L’axe de travail de l’équipe « Archives et interculturalité » se donne comme objet de comprendre la philosophie contemporaine à partir de l’étude de ses documents manuscrits et archives. Quelle est la part jouée par l’écriture dans les processus de création conceptuelle ? Cette approche permet de repérer les ancrages existentiels et historiques de l’ensemble varié de pratiques de pensée qu’on appelle « philosophie », et de mieux en comprendre, ainsi, les textes et les idées, ainsi que son ancrage dans les horizons culturels qui l’ont marquée.
Alors qu’on songe à la philosophie en termes de « pure abstraction », l’étude des manuscrits permet une approche dynamique, diachronique et génétique de l’écriture de ses textes, compris en tant que traces matérielles d’autant de pratiques d’échanges et de partage. On écrit la philosophie dans le but de traduire en mots sa propre pensée. Cela passe par des choix de formes, de genre, et de stratégies littéraires, qui nous parlent à bien voir des limites épistémiques, des ambitions et des images de soi que la recherche conceptuelle s’est données dans son histoire contemporaine.
L’observation des phases de la genèse des textes, les hésitations et repentis de l’écriture, nous donnent une image du penseur-écrivain dans sa bataille avec l’ange du langage. Alors que le penseur tente de traduire sa propre expérience en une expression « pure » aux limites du medium du langage, l’écrivain en lui cherche à appuyer l’exploration théorique sur une variété de codes, langues et langages, en servant souvent d’une terminologie empruntée à plusieurs traditions pour garantir bonne allure à sa propre tentative de verbalisation innovante.
Un tel regard sur le chantier du philosophe nous montre ainsi toute théorie comme une pratique langagière et interculturelle en soi. En même temps, l’étude de ces phénomènes de l’écriture rend visibles les conditionnements culturels d’une théorie qui se veut abstraite et neutre, absolue et universelle, et nous met sur la trace du penseur frayant son chemin à travers différentes traditions de pensée, langues et codes d’expression partagés.

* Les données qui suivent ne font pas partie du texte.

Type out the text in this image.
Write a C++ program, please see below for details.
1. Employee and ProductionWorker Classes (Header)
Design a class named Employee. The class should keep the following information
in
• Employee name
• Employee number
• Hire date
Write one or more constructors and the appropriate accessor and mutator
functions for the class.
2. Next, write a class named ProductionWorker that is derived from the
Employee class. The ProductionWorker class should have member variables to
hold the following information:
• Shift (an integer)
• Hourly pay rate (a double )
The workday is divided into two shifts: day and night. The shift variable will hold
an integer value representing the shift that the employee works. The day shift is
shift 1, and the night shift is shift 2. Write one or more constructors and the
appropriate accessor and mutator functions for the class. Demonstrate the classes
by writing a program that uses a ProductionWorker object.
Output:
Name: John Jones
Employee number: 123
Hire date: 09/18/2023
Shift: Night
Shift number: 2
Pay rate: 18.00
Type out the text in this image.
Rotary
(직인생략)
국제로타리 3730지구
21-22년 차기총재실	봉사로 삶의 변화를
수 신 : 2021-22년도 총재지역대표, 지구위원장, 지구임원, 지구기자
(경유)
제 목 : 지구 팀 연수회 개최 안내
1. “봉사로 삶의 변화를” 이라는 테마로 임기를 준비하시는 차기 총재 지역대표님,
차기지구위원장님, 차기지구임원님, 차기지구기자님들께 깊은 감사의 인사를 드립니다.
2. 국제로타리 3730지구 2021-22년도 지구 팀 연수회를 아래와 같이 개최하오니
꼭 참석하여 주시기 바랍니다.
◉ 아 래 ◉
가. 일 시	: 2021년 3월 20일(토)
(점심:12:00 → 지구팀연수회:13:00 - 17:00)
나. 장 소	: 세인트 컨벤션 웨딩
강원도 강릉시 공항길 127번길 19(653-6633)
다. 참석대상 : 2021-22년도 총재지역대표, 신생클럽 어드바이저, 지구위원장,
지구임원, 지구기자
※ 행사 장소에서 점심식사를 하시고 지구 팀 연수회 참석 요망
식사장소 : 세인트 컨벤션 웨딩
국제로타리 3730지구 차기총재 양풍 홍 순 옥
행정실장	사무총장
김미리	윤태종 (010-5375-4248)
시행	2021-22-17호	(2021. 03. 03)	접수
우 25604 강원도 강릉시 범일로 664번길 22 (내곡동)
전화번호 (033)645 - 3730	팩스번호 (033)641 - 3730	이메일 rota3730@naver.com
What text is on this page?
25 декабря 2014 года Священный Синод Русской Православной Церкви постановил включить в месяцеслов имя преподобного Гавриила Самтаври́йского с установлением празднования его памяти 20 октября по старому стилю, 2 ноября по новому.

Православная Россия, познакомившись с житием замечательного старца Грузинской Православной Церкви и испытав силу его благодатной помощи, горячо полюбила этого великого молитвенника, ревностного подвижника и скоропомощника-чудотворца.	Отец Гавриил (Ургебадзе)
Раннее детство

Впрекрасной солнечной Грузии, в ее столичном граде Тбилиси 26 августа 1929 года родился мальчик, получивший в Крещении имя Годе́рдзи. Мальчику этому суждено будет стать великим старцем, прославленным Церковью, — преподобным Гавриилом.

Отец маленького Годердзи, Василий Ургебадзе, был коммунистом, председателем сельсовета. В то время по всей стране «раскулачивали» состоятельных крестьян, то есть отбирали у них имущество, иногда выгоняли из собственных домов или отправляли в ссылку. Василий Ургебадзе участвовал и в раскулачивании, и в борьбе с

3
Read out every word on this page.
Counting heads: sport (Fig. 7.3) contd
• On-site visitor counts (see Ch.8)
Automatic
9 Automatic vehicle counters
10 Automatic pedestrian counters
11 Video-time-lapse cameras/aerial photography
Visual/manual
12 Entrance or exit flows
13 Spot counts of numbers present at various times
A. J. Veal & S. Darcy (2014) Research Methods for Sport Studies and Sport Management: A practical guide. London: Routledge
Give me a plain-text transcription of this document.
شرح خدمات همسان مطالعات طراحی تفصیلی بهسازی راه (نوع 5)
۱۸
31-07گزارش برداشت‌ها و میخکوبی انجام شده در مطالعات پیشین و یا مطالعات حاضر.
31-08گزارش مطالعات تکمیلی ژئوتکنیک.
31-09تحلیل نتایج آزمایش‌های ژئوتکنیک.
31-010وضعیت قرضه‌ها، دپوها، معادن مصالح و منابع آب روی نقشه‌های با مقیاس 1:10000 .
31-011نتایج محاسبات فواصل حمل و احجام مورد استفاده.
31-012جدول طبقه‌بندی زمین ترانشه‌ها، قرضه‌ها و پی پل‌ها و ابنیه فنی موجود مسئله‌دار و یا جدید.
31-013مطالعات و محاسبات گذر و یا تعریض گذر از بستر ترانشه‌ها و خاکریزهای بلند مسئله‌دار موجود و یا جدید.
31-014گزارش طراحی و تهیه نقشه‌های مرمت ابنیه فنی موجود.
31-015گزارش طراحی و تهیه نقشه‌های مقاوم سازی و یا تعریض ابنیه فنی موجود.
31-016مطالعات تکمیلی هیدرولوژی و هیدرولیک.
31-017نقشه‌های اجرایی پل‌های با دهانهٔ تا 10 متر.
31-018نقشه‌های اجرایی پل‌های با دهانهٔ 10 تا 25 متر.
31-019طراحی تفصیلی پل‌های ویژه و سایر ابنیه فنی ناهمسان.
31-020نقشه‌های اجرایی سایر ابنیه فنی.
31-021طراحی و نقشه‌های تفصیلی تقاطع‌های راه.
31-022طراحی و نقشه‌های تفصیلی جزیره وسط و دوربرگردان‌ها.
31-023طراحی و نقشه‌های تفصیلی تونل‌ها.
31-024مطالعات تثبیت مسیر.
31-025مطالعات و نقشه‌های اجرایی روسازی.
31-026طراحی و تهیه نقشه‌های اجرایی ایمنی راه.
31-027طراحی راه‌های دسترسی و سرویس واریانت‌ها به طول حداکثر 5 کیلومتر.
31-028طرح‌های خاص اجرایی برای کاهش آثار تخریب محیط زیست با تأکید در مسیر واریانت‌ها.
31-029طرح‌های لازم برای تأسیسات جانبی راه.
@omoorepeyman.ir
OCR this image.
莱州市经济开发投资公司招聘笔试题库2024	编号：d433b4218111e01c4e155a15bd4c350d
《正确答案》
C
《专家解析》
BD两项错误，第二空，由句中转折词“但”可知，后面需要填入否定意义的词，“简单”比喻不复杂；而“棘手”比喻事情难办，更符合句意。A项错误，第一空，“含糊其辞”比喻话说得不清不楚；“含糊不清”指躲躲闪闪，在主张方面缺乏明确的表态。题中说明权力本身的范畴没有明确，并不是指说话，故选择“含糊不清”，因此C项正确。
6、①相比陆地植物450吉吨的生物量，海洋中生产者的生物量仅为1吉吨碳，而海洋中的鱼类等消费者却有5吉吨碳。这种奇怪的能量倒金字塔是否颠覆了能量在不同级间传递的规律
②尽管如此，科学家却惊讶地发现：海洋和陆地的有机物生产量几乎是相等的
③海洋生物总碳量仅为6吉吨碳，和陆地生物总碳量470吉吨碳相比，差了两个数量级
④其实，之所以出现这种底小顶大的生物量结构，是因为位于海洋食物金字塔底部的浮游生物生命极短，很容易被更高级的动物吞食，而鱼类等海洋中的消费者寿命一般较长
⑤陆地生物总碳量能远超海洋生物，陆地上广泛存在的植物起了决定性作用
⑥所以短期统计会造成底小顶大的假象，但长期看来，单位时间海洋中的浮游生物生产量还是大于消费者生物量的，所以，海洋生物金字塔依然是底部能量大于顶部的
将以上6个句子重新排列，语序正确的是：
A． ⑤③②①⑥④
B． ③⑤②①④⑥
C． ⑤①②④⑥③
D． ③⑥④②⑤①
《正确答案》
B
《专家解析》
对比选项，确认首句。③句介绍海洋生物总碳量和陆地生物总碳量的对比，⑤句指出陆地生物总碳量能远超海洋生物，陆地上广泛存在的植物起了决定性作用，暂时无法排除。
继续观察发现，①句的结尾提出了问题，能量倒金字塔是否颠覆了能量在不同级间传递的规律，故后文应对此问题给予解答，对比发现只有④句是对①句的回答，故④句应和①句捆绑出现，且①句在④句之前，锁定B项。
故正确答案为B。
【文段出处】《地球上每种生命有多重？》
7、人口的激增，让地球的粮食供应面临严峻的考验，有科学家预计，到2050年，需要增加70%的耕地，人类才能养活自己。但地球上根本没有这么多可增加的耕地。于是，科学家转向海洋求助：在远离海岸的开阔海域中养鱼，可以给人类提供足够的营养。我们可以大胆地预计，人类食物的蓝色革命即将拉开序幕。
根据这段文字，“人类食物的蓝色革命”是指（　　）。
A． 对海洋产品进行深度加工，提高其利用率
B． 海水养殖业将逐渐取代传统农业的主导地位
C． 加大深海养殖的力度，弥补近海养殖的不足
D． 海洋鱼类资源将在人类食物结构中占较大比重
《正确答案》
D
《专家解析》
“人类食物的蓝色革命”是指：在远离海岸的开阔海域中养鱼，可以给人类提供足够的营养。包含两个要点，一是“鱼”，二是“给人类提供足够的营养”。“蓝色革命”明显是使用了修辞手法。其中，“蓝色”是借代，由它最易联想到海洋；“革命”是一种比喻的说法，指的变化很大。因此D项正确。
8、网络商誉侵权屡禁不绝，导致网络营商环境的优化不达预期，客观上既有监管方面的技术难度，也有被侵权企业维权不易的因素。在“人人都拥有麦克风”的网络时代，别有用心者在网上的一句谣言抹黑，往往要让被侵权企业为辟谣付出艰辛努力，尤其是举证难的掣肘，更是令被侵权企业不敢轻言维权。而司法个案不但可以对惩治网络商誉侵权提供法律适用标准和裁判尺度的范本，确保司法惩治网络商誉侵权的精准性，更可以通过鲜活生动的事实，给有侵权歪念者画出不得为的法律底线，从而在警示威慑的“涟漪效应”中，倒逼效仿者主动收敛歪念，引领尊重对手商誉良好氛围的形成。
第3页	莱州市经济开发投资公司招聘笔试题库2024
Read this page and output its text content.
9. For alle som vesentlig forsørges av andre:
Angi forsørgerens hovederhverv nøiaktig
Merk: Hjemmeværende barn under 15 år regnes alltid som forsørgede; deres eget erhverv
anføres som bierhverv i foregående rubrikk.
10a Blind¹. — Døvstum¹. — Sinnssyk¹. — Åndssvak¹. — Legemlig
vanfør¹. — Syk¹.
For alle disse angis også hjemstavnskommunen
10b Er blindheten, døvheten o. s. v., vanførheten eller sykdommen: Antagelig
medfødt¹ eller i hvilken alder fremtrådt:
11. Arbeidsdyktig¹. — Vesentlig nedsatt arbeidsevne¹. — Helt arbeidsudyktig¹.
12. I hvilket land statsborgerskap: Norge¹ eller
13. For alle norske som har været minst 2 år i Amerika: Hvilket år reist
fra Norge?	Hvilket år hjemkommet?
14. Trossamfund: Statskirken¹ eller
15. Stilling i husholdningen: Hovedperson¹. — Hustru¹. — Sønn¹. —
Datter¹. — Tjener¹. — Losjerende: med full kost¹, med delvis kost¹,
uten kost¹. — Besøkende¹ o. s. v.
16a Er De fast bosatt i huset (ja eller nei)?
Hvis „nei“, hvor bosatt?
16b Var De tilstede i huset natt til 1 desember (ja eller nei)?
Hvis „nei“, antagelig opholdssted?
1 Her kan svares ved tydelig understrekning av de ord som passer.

L’équipe « Archives et interculturalité », composée de Benedetta Zaccarello, initiatrice du projet, et de Thomas Mercier, post-doctorant, anime différentes recherches visant à mettre en lumière ces enjeux du discours philosophique. Nous explorons notamment les aspects multiculturels et interlangagiers de certains auteurs philosophiques contemporains tout en signalons la valeur intrinsèquement politique de la conservation et de l’étude de ces documents de travail du philosophe.
Les archives restent en effet un recours incomparable contre toute instrumentalisation idéologique de la pensée qu’elles véhiculent, alors qu’elles nous montrent la théorie comme un dialogue constant entre cultures et traditions différentes. En ce sens, un tel projet s’inscrit très naturellement dans le contexte culturel de Prague, marqué par l’histoire des Archives Jan Patočka, partenaire privilégié de notre équipe.
Parallèlement aux recherches personnelles des membres sur les manuscrits d’Aurobindo Ghose et Jacques Derrida notamment, l’équipe organise cette année un colloque international (7-9 juin 2018) sur l’écriture de la philosophie, réunissant un grand réseau de spécialistes en provenance de l’Europe et de l’Inde. Aussi nous mettons en place actuellement une échange étroit avec l’Institut français de Pondichéry autour de la question des archives à partir d’une comparaison de la valeur de cette notion au sein des traditions indienne et européenne, cherchant à mettre en lumière également les enjeux post-coloniales des pratiques et des théories liée à l’archivage.